Ita diam. Hanya memandangi Parni.

Mungkin ia akan melakukan hal yang sama kalau itu terjadi pada suaminya. Parni jauh lebih tegar. Di depan Jhon kemarin dan masyarakat yang membawa Jhon serta Srintil, ia hanya diam. Tidak mengamuk. Tidak juga memaki. Hanya pandangan matanya yang menerawang bicara lebih banyak.

“Anak itu….”

“Ssst… Septi dan adiknya sudah tertidur. Kamu sebaiknya tidur juga.” Tidak ada sahutan. Parni hanya memandangi Jhon. Untuk kemudian menangis lagi.


Mbok menangis. Di atas balai-balai. Pandangannya menerawang memandangi hamparan sawah yang terlihat jelas dari jendela.

Srintil duduk diam di dekatnya. Nyaris tak bergerak.

“Saya salah, Mbok.…”

Mbok tak menyahut.

Ia malu. Malu sekali. Kemarin malam orang-orang kampung mendatanginya. Membawa Srintil. Menceritakan semuanya. Lengkap.

“Anakmu dibawa setan gundul Jhon, Mbok…,” kata seseorang tanpa menyalahkan Srintil.

Tapi, yang lain tidak bicara seramah itu.

“Setan sama setan, ya, klop. Kecil-kecil senangnya merebut suami orang.”

Mbok mengusap air matanya.

Surat Srintil untuknya sudah ia baca. Makanya ia cepat-cepat datang ke tempat Srintil dititipkan. Tapi, sampai di sana Srintil sudah tidak ada. Mereka bilang, Srintil pergi diam-diam.

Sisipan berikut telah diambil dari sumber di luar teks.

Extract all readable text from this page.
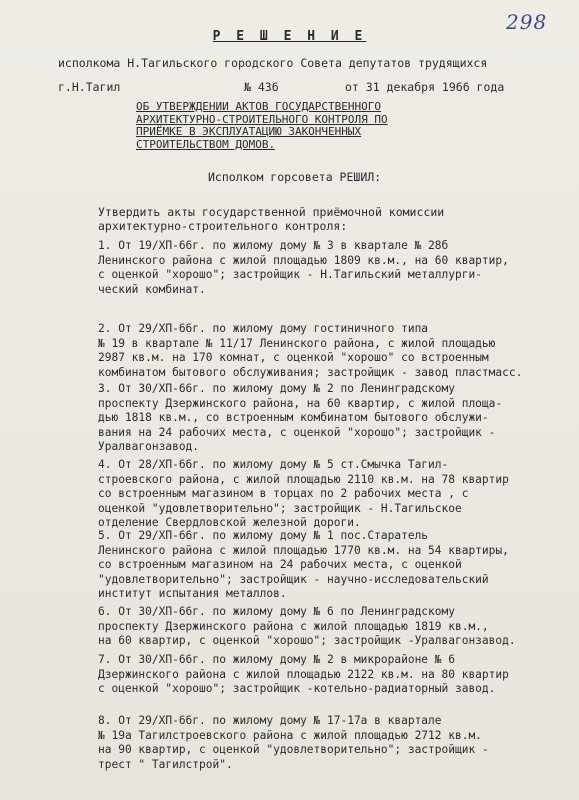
298
Р Е Ш Е Н И Е
исполкома Н.Тагильского городского Совета депутатов трудящихся
г.Н.Тагил	№ 436	от 31 декабря 1966 года
ОБ УТВЕРЖДЕНИИ АКТОВ ГОСУДАРСТВЕННОГО
АРХИТЕКТУРНО-СТРОИТЕЛЬНОГО КОНТРОЛЯ ПО
ПРИЁМКЕ В ЭКСПЛУАТАЦИЮ ЗАКОНЧЕННЫХ
СТРОИТЕЛЬСТВОМ ДОМОВ.
Исполком горсовета РЕШИЛ:
Утвердить акты государственной приёмочной комиссии
архитектурно-строительного контроля:
1. От 19/ХП-66г. по жилому дому № 3 в квартале № 28б
Ленинского района с жилой площадью 1809 кв.м., на 60 квартир,
с оценкой "хорошо"; застройщик - Н.Тагильский металлурги-
ческий комбинат.
2. От 29/ХП-66г. по жилому дому гостиничного типа
№ 19 в квартале № 11/17 Ленинского района, с жилой площадью
2987 кв.м. на 170 комнат, с оценкой "хорошо" со встроенным
комбинатом бытового обслуживания; застройщик - завод пластмасс.
3. От 30/ХП-66г. по жилому дому № 2 по Ленинградскому
проспекту Дзержинского района, на 60 квартир, с жилой площа-
дью 1818 кв.м., со встроенным комбинатом бытового обслужи-
вания на 24 рабочих места, с оценкой "хорошо"; застройщик -
Уралвагонзавод.
4. От 28/ХП-66г. по жилому дому № 5 ст.Смычка Тагил-
строевского района, с жилой площадью 2110 кв.м. на 78 квартир
со встроенным магазином в торцах по 2 рабочих места , с
оценкой "удовлетворительно"; застройщик - Н.Тагильское
отделение Свердловской железной дороги.
5. От 29/ХП-66г. по жилому дому № 1 пос.Старатель
Ленинского района с жилой площадью 1770 кв.м. на 54 квартиры,
со встроенным магазином на 24 рабочих места, с оценкой
"удовлетворительно"; застройщик - научно-исследовательский
институт испытания металлов.
6. От 30/ХП-66г. по жилому дому № 6 по Ленинградскому
проспекту Дзержинского района с жилой площадью 1819 кв.м.,
на 60 квартир, с оценкой "хорошо"; застройщик -Уралвагонзавод.
7. От 30/ХП-66г. по жилому дому № 2 в микрорайоне № 6
Дзержинского района с жилой площадью 2122 кв.м. на 80 квартир
с оценкой "хорошо"; застройщик -котельно-радиаторный завод.
8. От 29/ХП-66г. по жилому дому № 17-17а в квартале
№ 19а Тагилстроевского района с жилой площадью 2712 кв.м.
на 90 квартир, с оценкой "удовлетворительно"; застройщик -
трест " Тагилстрой".
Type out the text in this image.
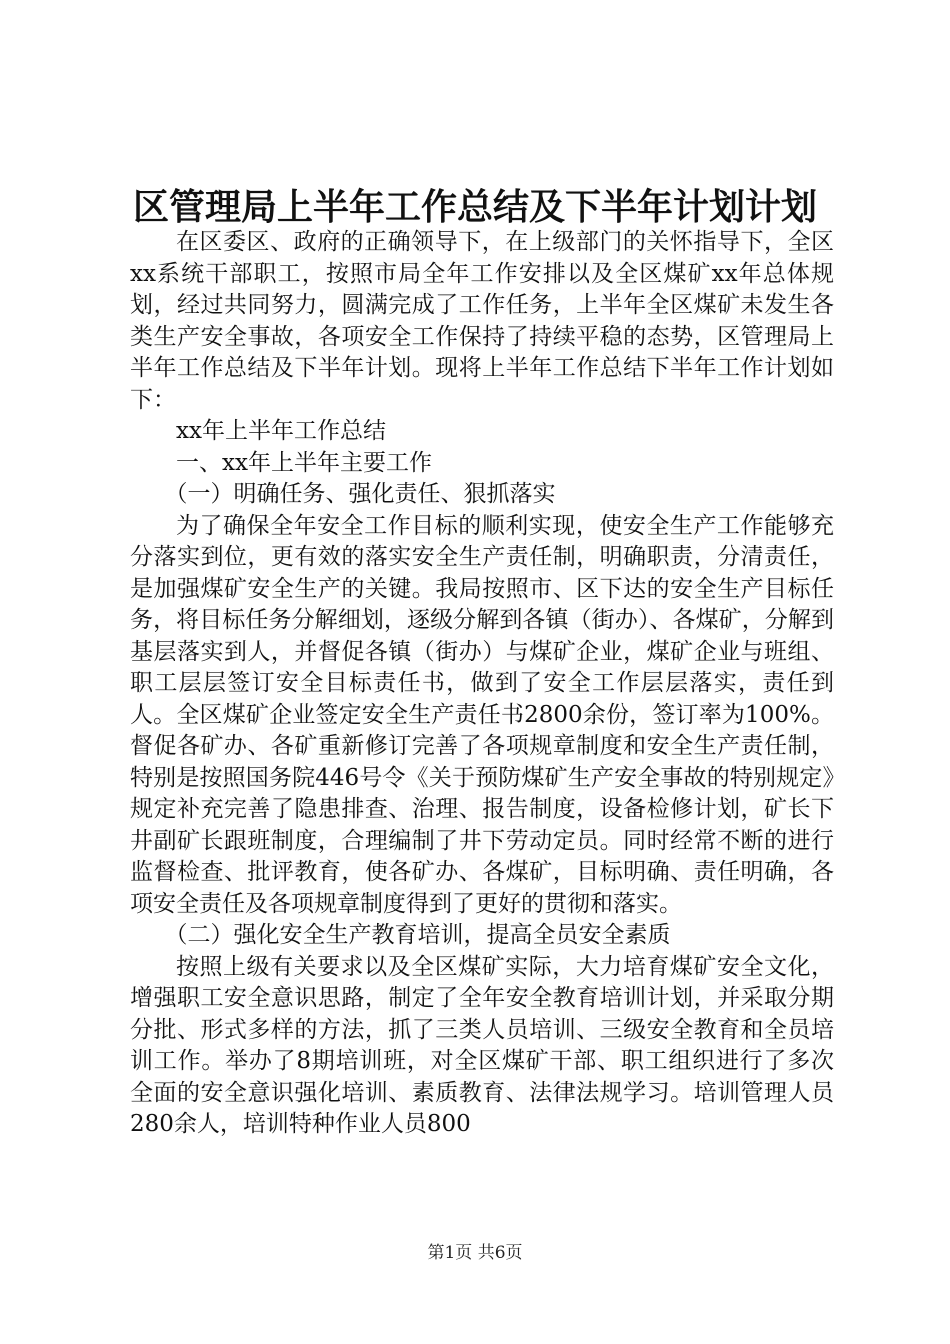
区管理局上半年工作总结及下半年计划计划

在区委区、政府的正确领导下，在上级部门的关怀指导下，全区xx系统干部职工，按照市局全年工作安排以及全区煤矿xx年总体规划，经过共同努力，圆满完成了工作任务，上半年全区煤矿未发生各类生产安全事故，各项安全工作保持了持续平稳的态势，区管理局上半年工作总结及下半年计划。现将上半年工作总结下半年工作计划如下：

xx年上半年工作总结

一、xx年上半年主要工作

（一）明确任务、强化责任、狠抓落实

为了确保全年安全工作目标的顺利实现，使安全生产工作能够充分落实到位，更有效的落实安全生产责任制，明确职责，分清责任，是加强煤矿安全生产的关键。我局按照市、区下达的安全生产目标任务，将目标任务分解细划，逐级分解到各镇（街办）、各煤矿，分解到基层落实到人，并督促各镇（街办）与煤矿企业，煤矿企业与班组、职工层层签订安全目标责任书，做到了安全工作层层落实，责任到人。全区煤矿企业签定安全生产责任书2800余份，签订率为100%。督促各矿办、各矿重新修订完善了各项规章制度和安全生产责任制，特别是按照国务院446号令《关于预防煤矿生产安全事故的特别规定》规定补充完善了隐患排查、治理、报告制度，设备检修计划，矿长下井副矿长跟班制度，合理编制了井下劳动定员。同时经常不断的进行监督检查、批评教育，使各矿办、各煤矿，目标明确、责任明确，各项安全责任及各项规章制度得到了更好的贯彻和落实。

（二）强化安全生产教育培训，提高全员安全素质

按照上级有关要求以及全区煤矿实际，大力培育煤矿安全文化，增强职工安全意识思路，制定了全年安全教育培训计划，并采取分期分批、形式多样的方法，抓了三类人员培训、三级安全教育和全员培训工作。举办了8期培训班，对全区煤矿干部、职工组织进行了多次全面的安全意识强化培训、素质教育、法律法规学习。培训管理人员280余人，培训特种作业人员800

第1页 共6页
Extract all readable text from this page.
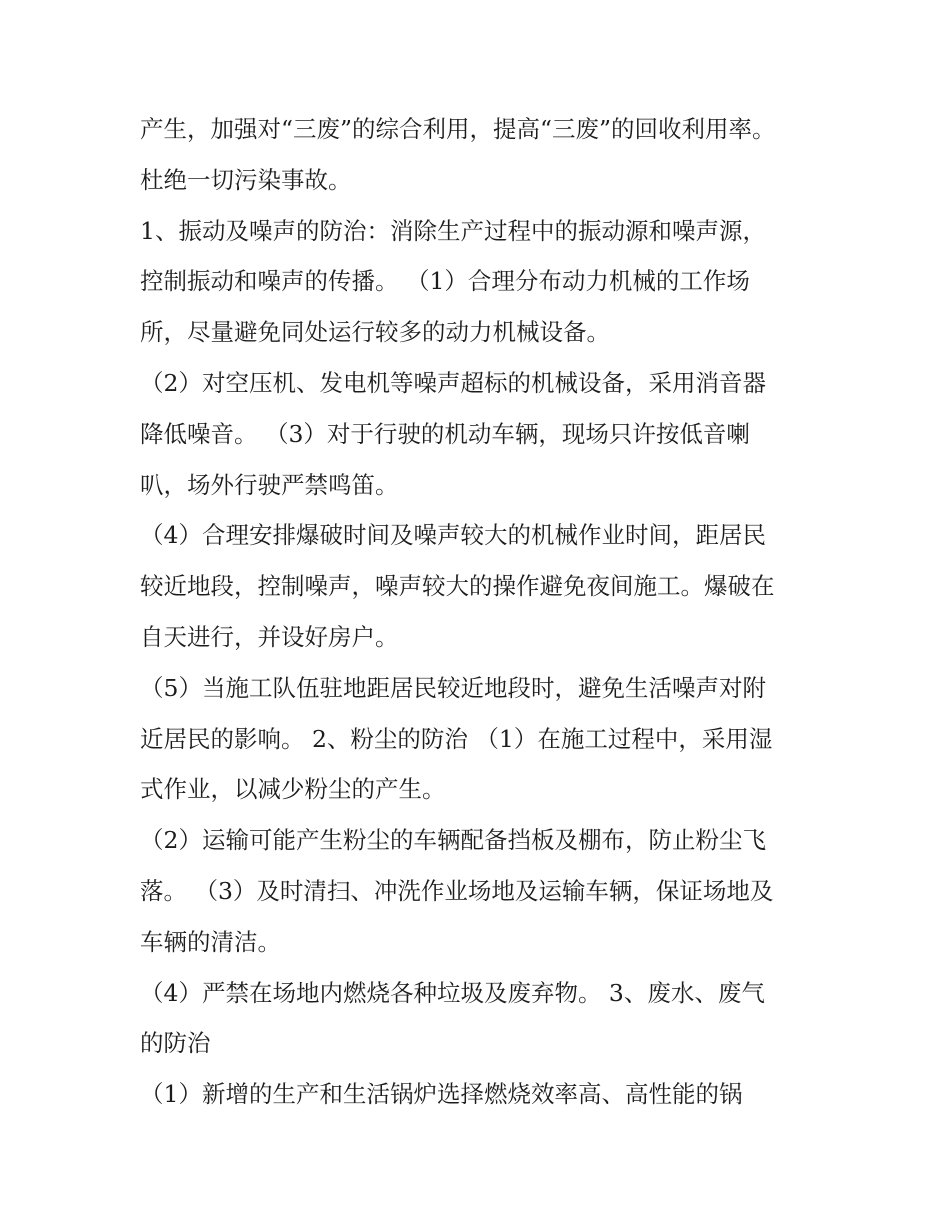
产生，加强对“三废”的综合利用，提高“三废”的回收利用率。
杜绝一切污染事故。
1、振动及噪声的防治：消除生产过程中的振动源和噪声源，
控制振动和噪声的传播。 （1）合理分布动力机械的工作场
所，尽量避免同处运行较多的动力机械设备。
（2）对空压机、发电机等噪声超标的机械设备，采用消音器
降低噪音。 （3）对于行驶的机动车辆，现场只许按低音喇
叭，场外行驶严禁鸣笛。
（4）合理安排爆破时间及噪声较大的机械作业时间，距居民
较近地段，控制噪声，噪声较大的操作避免夜间施工。爆破在
自天进行，并设好房户。
（5）当施工队伍驻地距居民较近地段时，避免生活噪声对附
近居民的影响。 2、粉尘的防治 （1）在施工过程中，采用湿
式作业，以减少粉尘的产生。
（2）运输可能产生粉尘的车辆配备挡板及棚布，防止粉尘飞
落。 （3）及时清扫、冲洗作业场地及运输车辆，保证场地及
车辆的清洁。
（4）严禁在场地内燃烧各种垃圾及废弃物。 3、废水、废气
的防治
（1）新增的生产和生活锅炉选择燃烧效率高、高性能的锅
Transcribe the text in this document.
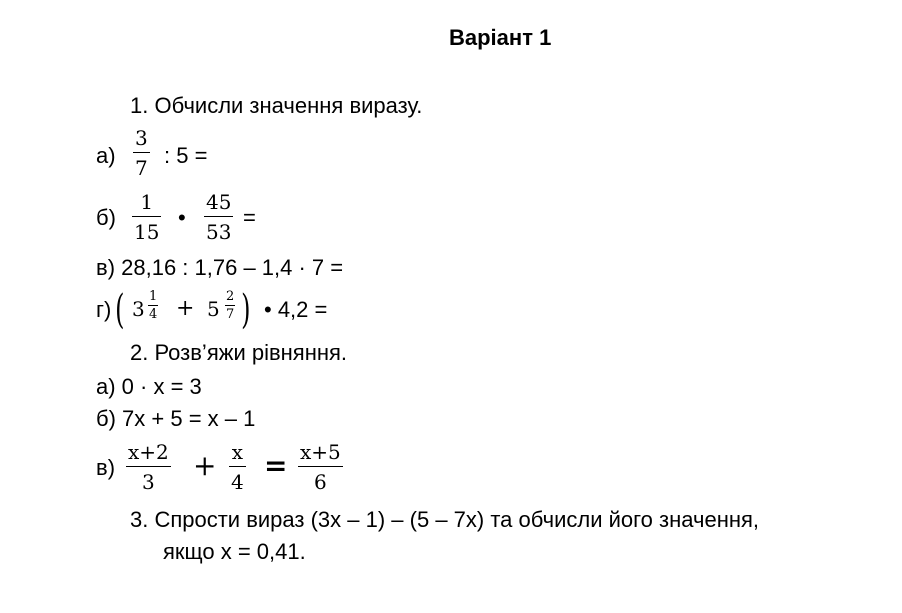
Варіант 1
1. Обчисли значення виразу.
а)
3
7 : 5 =
б)
1
15
•
45
53
=
в) 28,16 : 1,76 – 1,4 · 7 =
г) ( 3
1
4 + 5
2
7 ) • 4,2 =
2. Розв’яжи рівняння.
а) 0 · х = 3
б) 7х + 5 = х – 1
в)
x+2
3 + x
4 = x+5
6
3. Спрости вираз (3х – 1) – (5 – 7х) та обчисли його значення,
якщо х = 0,41.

Perasaannya sudah tidak enak. Menunggu di rumah lebih tidak enak lagi. Ia merasa sesuatu terjadi pada Srintil. Terlebih ketika melewati rumah Parni, Parni bilang Jhon tidak ada. Lagi cari kerja ke tempat lain.

“Mbok….”

“Kamu sudah tidur dengannya?” pertanyaan itu terlontar gamang.

Hening.

“Kamu sudah tidur dengannya?” Mbok mengulang.

“Saya cinta Mas Jhon….”

Mbok menoleh. Memandangi mata Srintil. Lalu menangis sesenggukan. Sinar mata yang memancar itu dan kepastian itu mirip ketika dulu ia melakukannya. Menjawab pasti di depan kedua orang tuanya. Tapi, toh, ia salah juga. Laki-laki yang ia bela mati-matian cuma menyisakan Srintil. Selain itu hanya kesengsaraan.

“Saya cinta Mas Jhon, Mbok….”

Mbok mendenguskan napasnya.

Entah dari mana orang-orang kampung tahu keberadaan Srintil dan Jhon. Tapi, katanya ada yang melihat mereka berdua di terminal. Lalu mengadu kepada Parni. Dan Parni yang meminta penduduk kampung mengikuti Srintil dan Jhon.

“Saya tidak sekolah lagi tidak apa-apa, Mbok. Jadi istrinya Mas Jhon saja.”

Mbok diam.

“Saya….”

Mbok masih diam. Tak berniat menanggapi perkataannya.


"Ke Malaysia?”
Parni menganggukkan kepalanya. “Orang-orang kampung sini sudah benci kepada Mas Jhon. Kebetulan majikanku kemarin aku telepon. Dia butuh sopir. Mas Jhon, toh, bisa nyopir sedikit-sedikit.”

“Trus anakmu?”

Parni memandangi Ita. “Aku bodoh, ya?”

“Kenapa?”

“Tidak bisa benci kepada Mas Jhon.”

“Bagus kalau begitu….”

Parni mendenguskan napasnya. “Orang kampung bilang mereka sudah tidur bersama. Tapi, anak sekecil Srintil pasti tidak tahu apa-apa. Mas Jhon yang salah.”

Ita memandangi Parni. Mata itu seperti menyembunyikan sesuatu. Kekecewaan yang berusaha disamarkan dengan senyuman.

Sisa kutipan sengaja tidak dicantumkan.